Question

For the prism of refractive index 1.732, the angle of minimum deviation is equal to the angle of the prism. The angle of the prism is
A. ${80^0}$
B. ${70^0}$
C. ${60^0}$
D. ${50^0}$

Answer 1

Hint: The angle between its two lateral faces is called the angle of the prism or the prism angle. Use the expression for the refractive index of the prism in terms of angle of prism and angle of deviation. Substitute the angle of deviation equal to angle of prism and solve the equation to get the angle of prism.

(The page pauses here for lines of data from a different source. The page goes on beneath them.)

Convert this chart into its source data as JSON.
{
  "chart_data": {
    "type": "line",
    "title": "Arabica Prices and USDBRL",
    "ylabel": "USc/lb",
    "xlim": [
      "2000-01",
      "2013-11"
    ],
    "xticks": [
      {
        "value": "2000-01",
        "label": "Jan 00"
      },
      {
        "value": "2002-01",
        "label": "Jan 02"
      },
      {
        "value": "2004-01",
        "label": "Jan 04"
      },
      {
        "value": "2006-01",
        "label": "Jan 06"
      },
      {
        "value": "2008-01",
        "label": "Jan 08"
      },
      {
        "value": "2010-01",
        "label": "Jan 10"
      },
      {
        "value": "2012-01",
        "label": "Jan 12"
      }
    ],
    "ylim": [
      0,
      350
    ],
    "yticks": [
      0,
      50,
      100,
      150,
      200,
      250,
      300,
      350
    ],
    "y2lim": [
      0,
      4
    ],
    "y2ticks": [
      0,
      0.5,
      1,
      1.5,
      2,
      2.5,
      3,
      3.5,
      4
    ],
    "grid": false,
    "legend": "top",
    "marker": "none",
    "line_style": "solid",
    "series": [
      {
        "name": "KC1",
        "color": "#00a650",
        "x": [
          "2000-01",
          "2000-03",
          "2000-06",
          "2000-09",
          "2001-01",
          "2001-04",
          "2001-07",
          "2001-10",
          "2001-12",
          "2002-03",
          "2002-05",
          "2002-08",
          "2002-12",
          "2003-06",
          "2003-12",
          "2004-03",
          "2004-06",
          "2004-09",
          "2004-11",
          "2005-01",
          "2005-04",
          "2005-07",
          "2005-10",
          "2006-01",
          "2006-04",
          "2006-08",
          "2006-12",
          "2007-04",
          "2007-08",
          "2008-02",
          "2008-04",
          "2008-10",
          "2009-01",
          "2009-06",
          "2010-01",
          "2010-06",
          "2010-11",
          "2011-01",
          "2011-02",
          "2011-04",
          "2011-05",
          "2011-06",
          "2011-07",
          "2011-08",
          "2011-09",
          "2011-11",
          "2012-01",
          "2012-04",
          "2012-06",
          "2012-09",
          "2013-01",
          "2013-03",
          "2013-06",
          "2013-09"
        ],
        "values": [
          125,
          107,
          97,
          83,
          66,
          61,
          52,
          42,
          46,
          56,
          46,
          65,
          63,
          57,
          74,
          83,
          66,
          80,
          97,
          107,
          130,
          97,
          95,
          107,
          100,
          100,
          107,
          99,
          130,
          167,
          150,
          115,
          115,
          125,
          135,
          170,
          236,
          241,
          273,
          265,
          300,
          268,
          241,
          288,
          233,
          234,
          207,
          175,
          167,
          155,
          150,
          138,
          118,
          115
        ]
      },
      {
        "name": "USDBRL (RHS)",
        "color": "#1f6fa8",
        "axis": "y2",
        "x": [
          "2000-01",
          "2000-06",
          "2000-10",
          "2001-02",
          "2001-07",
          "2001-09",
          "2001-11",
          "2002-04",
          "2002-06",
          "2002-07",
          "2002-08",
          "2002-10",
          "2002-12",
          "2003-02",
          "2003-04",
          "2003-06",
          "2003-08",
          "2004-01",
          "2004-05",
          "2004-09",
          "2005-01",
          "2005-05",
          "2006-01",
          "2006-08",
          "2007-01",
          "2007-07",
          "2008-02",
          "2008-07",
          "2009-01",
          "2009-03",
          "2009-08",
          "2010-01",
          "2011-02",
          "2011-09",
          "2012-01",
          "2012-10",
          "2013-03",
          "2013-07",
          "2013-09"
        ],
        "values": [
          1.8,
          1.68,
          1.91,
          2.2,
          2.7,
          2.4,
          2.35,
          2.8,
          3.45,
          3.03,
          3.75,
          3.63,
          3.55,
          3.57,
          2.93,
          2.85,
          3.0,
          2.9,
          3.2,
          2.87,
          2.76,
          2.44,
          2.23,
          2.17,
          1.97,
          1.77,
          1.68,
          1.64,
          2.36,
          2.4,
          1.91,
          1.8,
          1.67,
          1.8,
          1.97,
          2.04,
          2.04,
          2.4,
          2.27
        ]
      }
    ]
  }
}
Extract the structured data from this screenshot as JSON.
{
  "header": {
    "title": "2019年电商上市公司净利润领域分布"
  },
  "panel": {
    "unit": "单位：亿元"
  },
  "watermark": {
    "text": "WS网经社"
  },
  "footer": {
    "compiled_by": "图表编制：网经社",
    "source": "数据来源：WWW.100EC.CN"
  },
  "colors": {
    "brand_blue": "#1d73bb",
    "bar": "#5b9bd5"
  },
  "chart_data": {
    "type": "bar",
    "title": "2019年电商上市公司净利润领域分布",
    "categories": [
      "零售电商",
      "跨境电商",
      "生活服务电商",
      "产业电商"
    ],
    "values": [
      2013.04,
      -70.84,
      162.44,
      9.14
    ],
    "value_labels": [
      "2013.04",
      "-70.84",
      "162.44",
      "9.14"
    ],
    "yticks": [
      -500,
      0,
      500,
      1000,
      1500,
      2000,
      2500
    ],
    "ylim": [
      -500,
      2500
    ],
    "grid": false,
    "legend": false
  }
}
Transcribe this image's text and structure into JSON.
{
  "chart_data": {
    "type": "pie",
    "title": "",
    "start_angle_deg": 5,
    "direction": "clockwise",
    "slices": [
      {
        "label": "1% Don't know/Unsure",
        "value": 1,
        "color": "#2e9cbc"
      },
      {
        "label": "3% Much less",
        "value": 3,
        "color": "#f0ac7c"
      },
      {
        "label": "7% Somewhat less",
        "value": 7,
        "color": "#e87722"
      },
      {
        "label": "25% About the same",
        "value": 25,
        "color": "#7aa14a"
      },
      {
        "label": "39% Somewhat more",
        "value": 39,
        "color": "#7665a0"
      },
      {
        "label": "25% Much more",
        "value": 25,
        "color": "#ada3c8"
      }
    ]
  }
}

Complete step by step answer:
We know that the refractive index $\left( \pi \right)$of a prism is related to the prism angle $\left( A \right)$and the minimum deviation angle $\left( {Dm} \right)$by the relation,
$\pi = \dfrac{{\sin \dfrac{{A + Dm}}{2}}}{{\sin \dfrac{A}{2}}}$
Given that the minimum deviation angle and the prism angle are equal. i.e., $A = Dm$
And, refractive index of the prism is $\pi = 1.732$
Thus,
$1.732 = \dfrac{{\sin A}}{{\sin \left( {A/2} \right)}}$

we can express $\sin A$, as $\sin A = 2\sin \left( {\dfrac{A}{2}} \right)\cos \left( {\dfrac{A}{2}} \right)$. Therefore, we can write the above equation as,
$ \Rightarrow 1.732 = \dfrac{{2\sin \left( {A/2} \right)\cos \left( {A/2} \right)}}{{\sin \left( {A/2} \right)}}$
$ \Rightarrow 1.732 = 2\cos \left( {A/2} \right)$
$ \Rightarrow \cos \left( {A/2} \right) = 0.866$
$ \therefore A = 60^\circ $

So, the correct answer is option C.

Additional Information:
The angle between its two lateral faces is called the angle of the prism or the prism angle. When the light ray is allowed to pass through the prism, it makes the emergent ray bend at an angle to the direction of the incident ray. This angle is called the angle of deviation for the prism.

The change in direction or bending of a light wave passing, from one transparent medium to another caused by the change in waves speed is the refraction. The extent of bending of light rays entering from one medium to another is the refractive index and is denoted by the $'n'$.It is represented as $n = \dfrac{c}{v}$, where, c is the speed of light in the vacuum and v is the speed of light in the given medium.

Note:Angle of prism is the angle between the two surfaces of the prism from which the light enters into the prism and from which the light goes out of refraction. The angle deviation of the light from the prism depends on the refractive index of the prism. Students often incorrectly express $\sin A$ as, $\sin A = 2\sin A\cos A$. The correct way to express $\sin A$ is given in the solution.